NEW 196096
Many failures caused by async overflow scrolling weren't caught by EWS
https://bugs.webkit.org/show_bug.cgi?id=196096
Summary Many failures caused by async overflow scrolling weren't caught by EWS
Simon Fraser (smfr)
Reported 2019-03-21 11:19:20 PDT
Attachments
Alexey Proskuryakov
Comment 1 2019-03-21 17:41:12 PDT
Wow, much clickbait! Re-titling. The crashes in post-commit are debug assertions, so those are expected to not show up in release mode. I checked the logs on the EWS bot, and there was absolutely nothing interesting there, the tests just plain passed: 2019-03-20 12:22:25,295 - Running: webkit-patch --status-host=webkit-queues.webkit.org --bot-id=ews124 build-and-test --no-clean --no-update --test --non-interactive --build-style=release --group=None --port=ios-simulator-wk2 2019-03-20 12:33:20,915 - Passed tests Simon, what was the reason for the failures, and why was it hidden from EWS?
Simon Fraser (smfr)
Comment 2 2019-03-21 18:09:37 PDT
(In reply to Alexey Proskuryakov from comment #1) > Wow, much clickbait!
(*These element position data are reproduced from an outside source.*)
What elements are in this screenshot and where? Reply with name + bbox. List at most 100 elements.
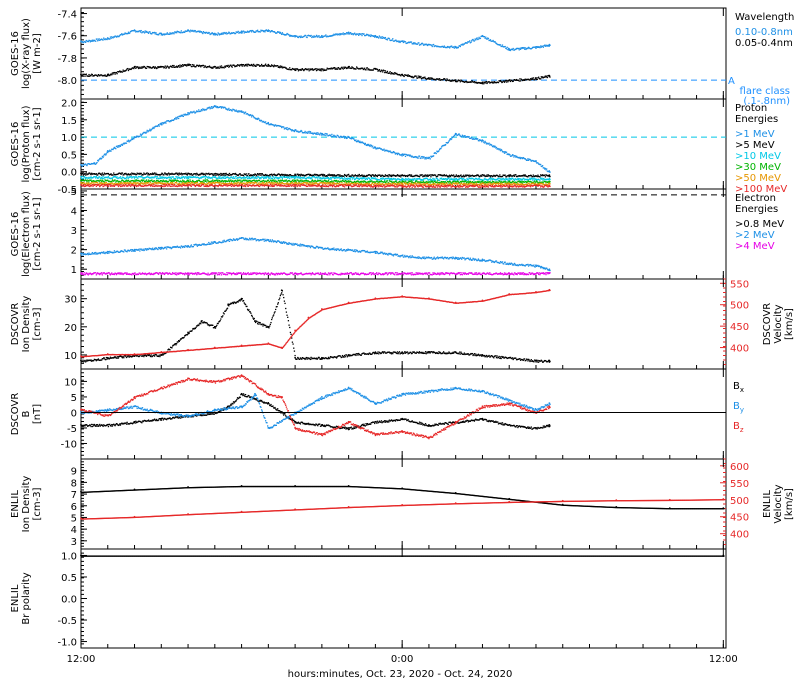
data-point bbox=[472, 81, 474, 83]
data-point bbox=[95, 181, 98, 184]
data-point bbox=[194, 182, 197, 184]
data-point bbox=[542, 45, 544, 48]
data-point bbox=[364, 181, 366, 183]
data-point bbox=[376, 175, 379, 178]
data-point bbox=[323, 134, 325, 136]
data-point bbox=[260, 173, 263, 175]
data-point bbox=[397, 174, 399, 176]
data-point bbox=[477, 174, 480, 176]
data-point bbox=[320, 173, 322, 176]
data-point bbox=[426, 182, 429, 185]
data-point bbox=[373, 67, 375, 70]
data-point bbox=[135, 136, 137, 139]
data-point bbox=[297, 36, 300, 39]
data-point bbox=[324, 69, 326, 71]
data-point bbox=[204, 173, 206, 175]
data-point bbox=[266, 30, 268, 32]
data-point bbox=[119, 172, 122, 175]
data-point bbox=[471, 177, 474, 180]
data-point bbox=[286, 183, 288, 185]
data-point bbox=[145, 173, 147, 175]
data-point bbox=[545, 44, 547, 46]
data-point bbox=[178, 66, 180, 68]
data-point bbox=[335, 180, 337, 182]
data-point bbox=[131, 180, 133, 182]
data-point bbox=[263, 65, 265, 67]
data-point bbox=[186, 183, 189, 185]
data-point bbox=[385, 183, 387, 185]
data-point bbox=[131, 177, 133, 179]
data-point bbox=[542, 77, 544, 79]
data-point bbox=[220, 177, 223, 179]
data-point bbox=[283, 175, 286, 177]
data-point bbox=[221, 33, 223, 35]
data-point bbox=[123, 181, 126, 183]
data-point bbox=[133, 182, 136, 184]
data-point bbox=[175, 181, 177, 184]
data-point bbox=[339, 34, 342, 36]
data-point bbox=[119, 172, 121, 174]
data-point bbox=[235, 180, 237, 182]
data-point bbox=[198, 65, 200, 68]
data-point bbox=[327, 176, 330, 179]
data-point bbox=[472, 177, 474, 180]
data-marker bbox=[535, 45, 537, 48]
data-point bbox=[488, 178, 490, 180]
data-point bbox=[383, 148, 385, 150]
data-point bbox=[309, 182, 312, 184]
data-point bbox=[153, 177, 155, 179]
data-point bbox=[420, 179, 422, 181]
data-point bbox=[415, 175, 417, 177]
data-point bbox=[275, 174, 277, 176]
data-point bbox=[548, 181, 550, 183]
data-point bbox=[271, 182, 273, 184]
data-point bbox=[528, 47, 530, 49]
data-point bbox=[142, 176, 144, 179]
data-point bbox=[378, 147, 380, 149]
data-point bbox=[167, 181, 169, 183]
data-point bbox=[417, 184, 419, 186]
data-point bbox=[537, 45, 539, 48]
data-point bbox=[520, 47, 522, 49]
data-point bbox=[285, 67, 287, 69]
data-point bbox=[293, 35, 295, 37]
data-point bbox=[101, 176, 103, 178]
data-point bbox=[87, 177, 89, 179]
data-point bbox=[537, 182, 540, 184]
data-point bbox=[388, 182, 390, 185]
data-point bbox=[269, 173, 271, 176]
data-point bbox=[314, 68, 316, 70]
data-marker bbox=[320, 68, 323, 70]
data-point bbox=[323, 68, 325, 70]
data-point bbox=[423, 156, 425, 158]
data-point bbox=[157, 183, 159, 185]
data-point bbox=[367, 174, 369, 176]
data-marker bbox=[213, 32, 216, 35]
data-point bbox=[116, 182, 118, 185]
data-point bbox=[393, 151, 395, 153]
data-point bbox=[149, 177, 152, 179]
data-point bbox=[528, 181, 530, 183]
data-point bbox=[297, 130, 299, 132]
data-point bbox=[413, 178, 415, 180]
data-point bbox=[151, 180, 154, 183]
data-point bbox=[353, 139, 356, 141]
data-point bbox=[267, 30, 269, 32]
data-point bbox=[219, 174, 221, 176]
data-point bbox=[281, 173, 283, 175]
data-point bbox=[414, 183, 416, 185]
data-point bbox=[421, 181, 423, 184]
data-point bbox=[419, 43, 421, 46]
data-point bbox=[224, 107, 227, 109]
data-point bbox=[412, 175, 415, 177]
data-point bbox=[208, 32, 211, 34]
data-point bbox=[449, 182, 451, 184]
data-point bbox=[389, 183, 391, 186]
data-point bbox=[382, 177, 385, 179]
data-point bbox=[368, 143, 370, 146]
data-point bbox=[505, 176, 507, 178]
data-point bbox=[93, 183, 95, 185]
data-point bbox=[396, 178, 399, 180]
data-point bbox=[457, 46, 459, 49]
data-point bbox=[277, 31, 280, 33]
Re-titling. > > The crashes in post-commit are debug assertions, so those are expected to > not show up in release mode. The crash (assertion) is explained in bug 196123. > I checked the logs on the EWS bot, and there was absolutely nothing > interesting there, the tests just plain passed: > > 2019-03-20 12:22:25,295 - Running: webkit-patch > --status-host=webkit-queues.webkit.org --bot-id=ews124 build-and-test > --no-clean --no-update --test --non-interactive --build-style=release > --group=None --port=ios-simulator-wk2 > 2019-03-20 12:33:20,915 - Passed tests > > Simon, what was the reason for the failures, and why was it hidden from EWS? The failure were legitimate test failures caused by differences in clipping and box sizes when elements with overflow:scroll were composited. They affected iOS WK2 tests, both release and debug. The patch should have absolutely caused these failures.
Alexey Proskuryakov
Comment 3 2019-03-21 20:08:39 PDT
So... why did it not cause these failures on EWS? The only difference between EWS and post-commit bots is that EWS enables retries, thus hiding some flakiness. This is not good, but EWS can't function with the current level of flakiness, and it's better to hide some failures sometimes than to lose EWS entirely. If these 100+ failures were hidden by retry, that's bad news. I can think of several explanations: - A state leak between tests. If these tests only fail when run after some test that passes but leaks state (such as preferences), then they will pass on retry. - Severe timing dependency. Retries are serial, so tests that can't run on a busy machine will pass on retry. - Similar to #1, but persistent conditions related to iOS simulator state, not WebKit state. In any of these cases, it sounds like there will be more work fixing things in WebKit. Alternatively, if there is some other mysterious reason, then it is, well, mysterious.
Simon Fraser (smfr)
Comment 4 2019-03-21 20:48:38 PDT
Do we know what trunk revision EWS built against? Can we try to recreate the scenario?
Alexey Proskuryakov
Comment 5 2019-03-22 16:56:41 PDT
The bot updated the checkout at 2019-03-20 12:04:12, so that would be r243222.